En empruntant à différentes disciplines leur approche singulière, nous avons tenté de donner à Jackson une dimension complexe. La question de la voix individuelle, c’est-à-dire de la parole de Jackson , s’est posée au premier chef. Il convenait de la lui laisser le plus possible en donnant une idée la plus précise du contexte d’énonciation. L’intimité conjugale donne à la correspondance ses accents d’harmonie les plus forts. La voix de Jackson se fait alors tendre, rassurante, conciliante. Au contraire, la correspondance d’affaires révèle un monde grouillant d’arrangements en tous genres, de calculs, d’inattendu, et établit un réseau dense de relations diverses au sein d’une communauté complexe et variée tant elle regroupe d’appartenances différentes. Jackson tend alors à retrouver une voix noyée par les tambours et les cuivres de la célébration. Pénétrer dans la vie personnelle d’un homme tellement public, mais si dévoué en même temps à son espace intime, nous permet d’approcher une culture en mouvement, agie et vécue par des hommes et des femmes aux prises avec les milieux telluriques qui s’entrecroisent au sein de la société :

‘Le milieu est toujours infiniment complexe, et l’homme est par conséquent sollicité par des milliers de forces diverses qui se meuvent en tous sens, s’ajoutant les unes aux autres, celles-ci directement, celles-là suivant des angles plus ou moins obliques, ou contrariant mutuellement leurs actions (Reclus, 1998 : 107).

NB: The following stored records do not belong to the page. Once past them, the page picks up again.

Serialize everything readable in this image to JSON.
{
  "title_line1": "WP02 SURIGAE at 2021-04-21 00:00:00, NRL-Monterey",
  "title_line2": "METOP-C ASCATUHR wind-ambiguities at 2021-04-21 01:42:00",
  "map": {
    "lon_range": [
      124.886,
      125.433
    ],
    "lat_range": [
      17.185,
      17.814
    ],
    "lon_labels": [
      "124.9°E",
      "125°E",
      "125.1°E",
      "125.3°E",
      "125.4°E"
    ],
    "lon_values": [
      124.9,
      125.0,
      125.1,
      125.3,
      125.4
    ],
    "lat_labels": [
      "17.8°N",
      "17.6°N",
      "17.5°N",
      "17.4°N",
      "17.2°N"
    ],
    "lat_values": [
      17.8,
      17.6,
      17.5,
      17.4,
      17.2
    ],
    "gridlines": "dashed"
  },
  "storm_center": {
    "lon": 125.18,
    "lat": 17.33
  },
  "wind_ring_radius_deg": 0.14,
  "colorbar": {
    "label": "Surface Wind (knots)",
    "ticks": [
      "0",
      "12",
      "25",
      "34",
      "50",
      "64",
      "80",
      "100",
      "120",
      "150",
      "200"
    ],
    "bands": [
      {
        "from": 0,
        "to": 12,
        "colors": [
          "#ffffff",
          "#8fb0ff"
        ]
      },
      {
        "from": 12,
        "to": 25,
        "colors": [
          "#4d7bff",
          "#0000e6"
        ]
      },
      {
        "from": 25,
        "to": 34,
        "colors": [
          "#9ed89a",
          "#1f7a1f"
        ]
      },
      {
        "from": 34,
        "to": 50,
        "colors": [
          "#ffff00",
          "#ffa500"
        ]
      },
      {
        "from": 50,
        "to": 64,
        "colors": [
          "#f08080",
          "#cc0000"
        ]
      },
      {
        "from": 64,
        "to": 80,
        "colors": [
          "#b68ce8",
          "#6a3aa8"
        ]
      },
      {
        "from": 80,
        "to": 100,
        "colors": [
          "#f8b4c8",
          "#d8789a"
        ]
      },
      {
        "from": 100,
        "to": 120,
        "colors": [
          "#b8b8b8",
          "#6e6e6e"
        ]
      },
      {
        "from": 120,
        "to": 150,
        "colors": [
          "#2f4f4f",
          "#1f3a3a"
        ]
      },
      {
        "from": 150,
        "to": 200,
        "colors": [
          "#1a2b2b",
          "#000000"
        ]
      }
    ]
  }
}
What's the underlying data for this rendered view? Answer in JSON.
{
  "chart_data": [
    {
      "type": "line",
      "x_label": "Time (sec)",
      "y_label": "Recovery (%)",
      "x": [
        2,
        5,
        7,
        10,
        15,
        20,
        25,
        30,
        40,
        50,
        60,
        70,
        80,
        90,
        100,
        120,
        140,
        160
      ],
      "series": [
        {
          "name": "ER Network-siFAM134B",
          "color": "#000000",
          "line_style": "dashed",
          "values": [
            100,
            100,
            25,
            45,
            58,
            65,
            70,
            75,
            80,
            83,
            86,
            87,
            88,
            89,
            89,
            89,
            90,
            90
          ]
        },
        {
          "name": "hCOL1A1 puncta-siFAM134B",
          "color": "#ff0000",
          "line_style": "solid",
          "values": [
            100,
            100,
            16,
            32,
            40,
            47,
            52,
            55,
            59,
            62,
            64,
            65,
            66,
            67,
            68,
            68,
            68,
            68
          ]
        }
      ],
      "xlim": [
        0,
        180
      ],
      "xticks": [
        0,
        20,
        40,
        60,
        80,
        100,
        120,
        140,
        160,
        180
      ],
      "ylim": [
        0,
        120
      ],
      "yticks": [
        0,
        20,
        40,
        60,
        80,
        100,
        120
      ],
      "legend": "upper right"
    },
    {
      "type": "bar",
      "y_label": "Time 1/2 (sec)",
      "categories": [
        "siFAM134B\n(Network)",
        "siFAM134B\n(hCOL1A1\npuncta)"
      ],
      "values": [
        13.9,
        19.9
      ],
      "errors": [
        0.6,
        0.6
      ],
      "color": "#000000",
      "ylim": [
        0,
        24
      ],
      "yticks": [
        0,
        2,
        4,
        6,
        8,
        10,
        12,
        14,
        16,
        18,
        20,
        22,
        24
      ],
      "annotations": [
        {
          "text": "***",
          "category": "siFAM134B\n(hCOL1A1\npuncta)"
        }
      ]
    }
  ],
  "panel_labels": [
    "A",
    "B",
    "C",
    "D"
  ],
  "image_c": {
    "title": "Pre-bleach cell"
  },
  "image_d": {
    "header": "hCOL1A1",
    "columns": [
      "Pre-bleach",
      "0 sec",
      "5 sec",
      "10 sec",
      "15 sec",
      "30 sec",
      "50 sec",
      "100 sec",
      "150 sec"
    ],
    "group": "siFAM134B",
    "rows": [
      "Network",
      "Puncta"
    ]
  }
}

Esquisser le portrait de l’homme privé dans une perspective à la fois expressionniste et cubiste 59 requiert un assemblage le plus varié possible de toutes les situations de la vie quotidienne afin que le sujet d’étude retrouve pour nous, dans son environnement familier, les réflexes qui faisaient de lui un homme de sa communauté.

Notes
58.

Voir le récent livre de Michèle Riot-Sarcey, Le Réel de l’utopie : Essai sur le politique au xix e siècle, (1999). L’auteur définit ainsi l’événement : “une conjoncture impensable dans les termes traditionnels, au moment de son avènement, et qui est irréductible au mode de penser commun” (citée par Daniel Couty dans le Monde des Livres, 2 avril 1999, ix). Rappelons l’expression de Ricoeur (1990 : 168-169) concernant la dialectique du cours tranquille du récit et de l’accident qui survient, la “concordance discordante”. Enfin, on mentionnera également le beau livre de Claude Romano, L’événement et le monde, PUF, 1998.

59.

Une plongée dans les affects des sujets tout en mettant à plat les différentes facettes qui les composent, voilà le projet que nous tentons de définir en recourant à ces métaphores picturales.